Buffet had a 49% drop in the past; wouldn’t that likely have ended in a conclusion that he was violating the cone of his strategy? I don’t know that just because you can calculate something it has any inherent value.
If you did the calculation on your graph back when it had another drop, would the conclusion have been to stop using it then?

    Cesar Alvarez - December 13, 2020 Reply

    I guess I did not make clear in my post, when the line is violated “you should consider taking the strategy offline”. No method is perfect but is meant to give guidance. Buffet case only works because of hindsight. I am sure I could easily find other traders who violated the line and never came back.
    Yes, the line in the strategy probably got violated previously. As I stated at the post I would use this method as a secondary method to help me determine if I should stop trading a strategy.

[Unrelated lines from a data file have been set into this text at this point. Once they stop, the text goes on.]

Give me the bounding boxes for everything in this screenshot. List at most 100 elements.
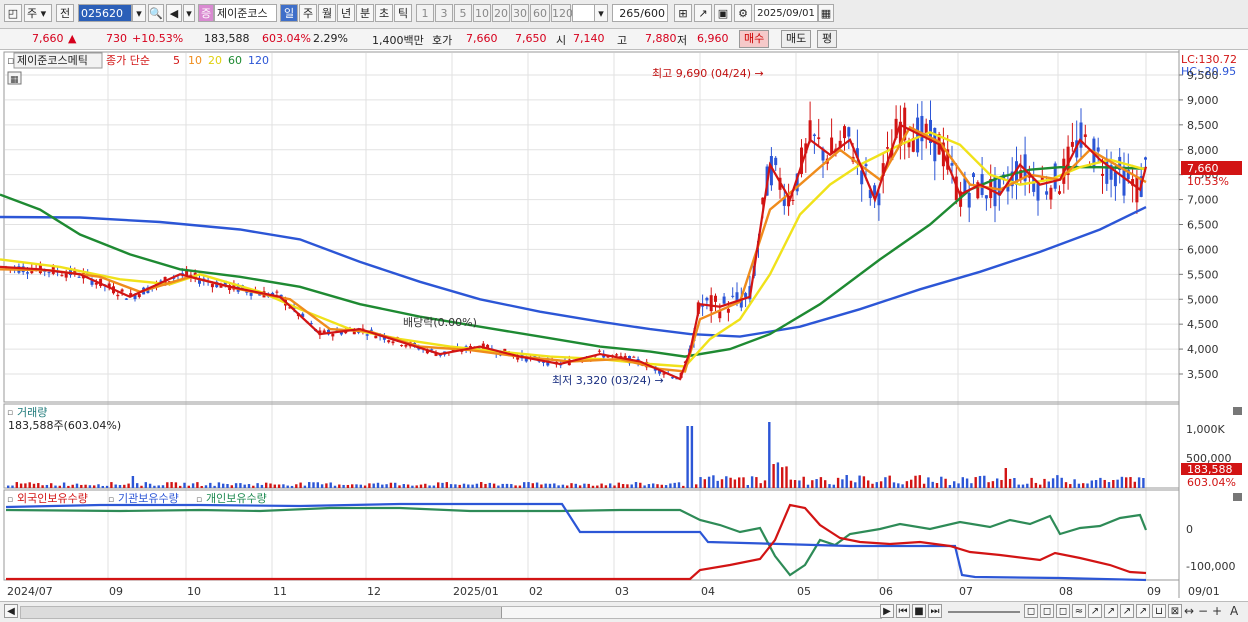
current-price-label: 7,660 <box>1187 162 1219 175</box>
zoom-in-icon[interactable]: + <box>1212 604 1222 618</box>
minute-60[interactable]: 60 <box>530 4 550 22</box>
gear-icon[interactable]: ⚙ <box>734 4 752 22</box>
code-input[interactable]: 025620 <box>78 4 132 22</box>
x-axis-label: 05 <box>797 585 811 598</box>
minute-20[interactable]: 20 <box>492 4 510 22</box>
search-icon[interactable]: 🔍 <box>148 4 164 22</box>
minute-3[interactable]: 3 <box>435 4 453 22</box>
x-axis-label: 09 <box>1147 585 1161 598</box>
volume-close-icon[interactable] <box>1233 407 1242 415</box>
stop-icon[interactable]: ■ <box>912 604 926 618</box>
price-tick: 4,000 <box>1187 343 1219 356</box>
buy-button[interactable]: 매수 <box>739 30 770 48</box>
volume-current-label: 183,588 <box>1187 463 1233 476</box>
period-minute[interactable]: 분 <box>356 4 374 22</box>
draw-tool-icon[interactable]: ↗ <box>694 4 712 22</box>
speed-slider[interactable] <box>948 611 1020 613</box>
sell-button[interactable]: 매도 <box>781 30 812 48</box>
price-tick: 7,000 <box>1187 194 1219 207</box>
date-field[interactable]: 2025/09/01 <box>754 4 818 22</box>
high-annotation: 최고 9,690 (04/24) → <box>652 67 764 80</box>
draw-line-icon-4[interactable]: ↗ <box>1136 604 1150 618</box>
count-field[interactable]: 265/600 <box>612 4 668 22</box>
open-label: 시 <box>556 34 567 47</box>
scroll-bar: ◀ ▶ ⏮ ■ ⏭ ◻ ◻ ◻ ≈ ↗ ↗ ↗ ↗ ⊔ ⊠ ↔ − + A <box>0 601 1248 622</box>
period-week[interactable]: 주 <box>299 4 317 22</box>
x-axis-label: 08 <box>1059 585 1073 598</box>
volume-ratio: 603.04% <box>262 32 311 45</box>
legend-sep-2: ▫ <box>196 495 202 505</box>
stock-name: 제이준코스 <box>214 4 277 22</box>
rewind-icon[interactable]: ⏮ <box>896 604 910 618</box>
trade-amount: 1,400백만 <box>372 34 424 47</box>
lock-icon[interactable]: ⊠ <box>1168 604 1182 618</box>
price-change-pct: +10.53% <box>132 32 184 45</box>
x-axis-label: 03 <box>615 585 629 598</box>
price-tick: 8,500 <box>1187 119 1219 132</box>
chart-area[interactable]: ▫ 제이준코스메틱 종가 단순 5 10 20 60 120 ▦ LC:130.… <box>0 50 1248 602</box>
holding-close-icon[interactable] <box>1233 493 1242 501</box>
ma-120-label: 120 <box>248 54 269 67</box>
period-month[interactable]: 월 <box>318 4 336 22</box>
zoom-out-icon[interactable]: − <box>1198 604 1208 618</box>
hoga-price-2: 7,650 <box>515 32 547 45</box>
period-year[interactable]: 년 <box>337 4 355 22</box>
holding-tick-1: -100,000 <box>1186 560 1235 573</box>
current-price: 7,660 <box>32 32 64 45</box>
view-icon-3[interactable]: ◻ <box>1056 604 1070 618</box>
count-value: 265 <box>619 7 641 20</box>
status-badge: 증 <box>198 4 214 22</box>
minute-1[interactable]: 1 <box>416 4 434 22</box>
panel-icon: ▫ <box>7 54 14 67</box>
draw-line-icon-3[interactable]: ↗ <box>1120 604 1134 618</box>
period-day[interactable]: 일 <box>280 4 298 22</box>
scroll-right-icon[interactable]: ▶ <box>880 604 894 618</box>
x-axis-label: 2025/01 <box>453 585 499 598</box>
view-icon-2[interactable]: ◻ <box>1040 604 1054 618</box>
chart-style-icon[interactable]: ≈ <box>1072 604 1086 618</box>
dividend-annotation: 배당락(0.00%) <box>403 316 477 329</box>
period-tick[interactable]: 틱 <box>394 4 412 22</box>
minute-5[interactable]: 5 <box>454 4 472 22</box>
legend-institution: 기관보유수량 <box>118 492 179 505</box>
x-axis-label: 06 <box>879 585 893 598</box>
x-axis-label: 02 <box>529 585 543 598</box>
x-axis-label: 07 <box>959 585 973 598</box>
minute-120[interactable]: 120 <box>551 4 573 22</box>
draw-line-icon-2[interactable]: ↗ <box>1104 604 1118 618</box>
up-arrow-icon: ▲ <box>68 32 77 45</box>
turnover-pct: 2.29% <box>313 32 348 45</box>
type-select[interactable]: 주 ▾ <box>24 4 52 22</box>
interval-dropdown-icon[interactable]: ▾ <box>594 4 608 22</box>
high-label: 고 <box>617 34 628 47</box>
chart-type-icon[interactable]: ⊞ <box>674 4 692 22</box>
scroll-thumb[interactable] <box>501 607 882 618</box>
calendar-icon[interactable]: ▦ <box>818 4 834 22</box>
window-icon[interactable]: ◰ <box>4 4 22 22</box>
scroll-left-icon[interactable]: ◀ <box>4 604 18 618</box>
holding-panel-icon: ▫ <box>7 495 13 505</box>
price-tick: 6,000 <box>1187 243 1219 256</box>
view-icon-1[interactable]: ◻ <box>1024 604 1038 618</box>
speaker-icon[interactable]: ◀ <box>166 4 182 22</box>
scroll-track[interactable] <box>20 606 882 619</box>
font-size-icon[interactable]: A <box>1230 604 1238 618</box>
eval-button[interactable]: 평 <box>817 30 838 48</box>
minute-10[interactable]: 10 <box>473 4 491 22</box>
speaker-dropdown-icon[interactable]: ▾ <box>183 4 195 22</box>
period-second[interactable]: 초 <box>375 4 393 22</box>
x-axis-label: 2024/07 <box>7 585 53 598</box>
forward-icon[interactable]: ⏭ <box>928 604 942 618</box>
minute-30[interactable]: 30 <box>511 4 529 22</box>
zoom-reset-icon[interactable]: ↔ <box>1184 604 1194 618</box>
price-tick: 8,000 <box>1187 144 1219 157</box>
magnet-icon[interactable]: ⊔ <box>1152 604 1166 618</box>
volume-panel-icon: ▫ <box>7 408 13 418</box>
save-icon[interactable]: ▣ <box>714 4 732 22</box>
count-total: /600 <box>640 7 665 20</box>
jeon-button[interactable]: 전 <box>56 4 74 22</box>
draw-line-icon[interactable]: ↗ <box>1088 604 1102 618</box>
code-dropdown-icon[interactable]: ▾ <box>132 4 146 22</box>
current-pct-label: 10.53% <box>1187 175 1229 188</box>
x-axis-label: 09 <box>109 585 123 598</box>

Mark Horvath - December 12, 2020 Reply

Hi Cesar,

A great visual way to demonstrate statistical hypothesis testing! At least in spirit this is very similar to calculating a two sided t-test at a 5% significance level.

Probably a one sided test (only on the losing side), would be the ideal solution, to test for the broken strategy, which would result in a somewhat more allowing test.

One adjustment which is not easy to calculte is to correct for the fact that if we do this test every day, then the results of the tests won’t be independent and the probability of crossing the line once will be higher than 5%.

Great way to visualize this, thanks!

Mark

    Cesar Alvarez - December 13, 2020 Reply

    Yes, doing this test every day is one of the ideas allude to in my “Final Thoughts” section.

Rick - December 13, 2020 Reply

So based on the cone yellow line any drop below it would shut the strategy off? Is that right? It looks from your chart that this should happen almost immediately even with small change in equity. Something is not right or confusing here. This article is not very clear of what you are trying to accomplish or claim. Could you please clarify? Thank you!

    Cesar Alvarez - December 13, 2020 Reply

    Yes, you are correct that it could happen right away. That is one of the things I do not like about the cones. You need to be careful of when you start the cones. This can be avoided by what Mark comments on.

io - March 9, 2021 Reply

I think it could be nice to add the value of the max drawdown of the backtest in the computation.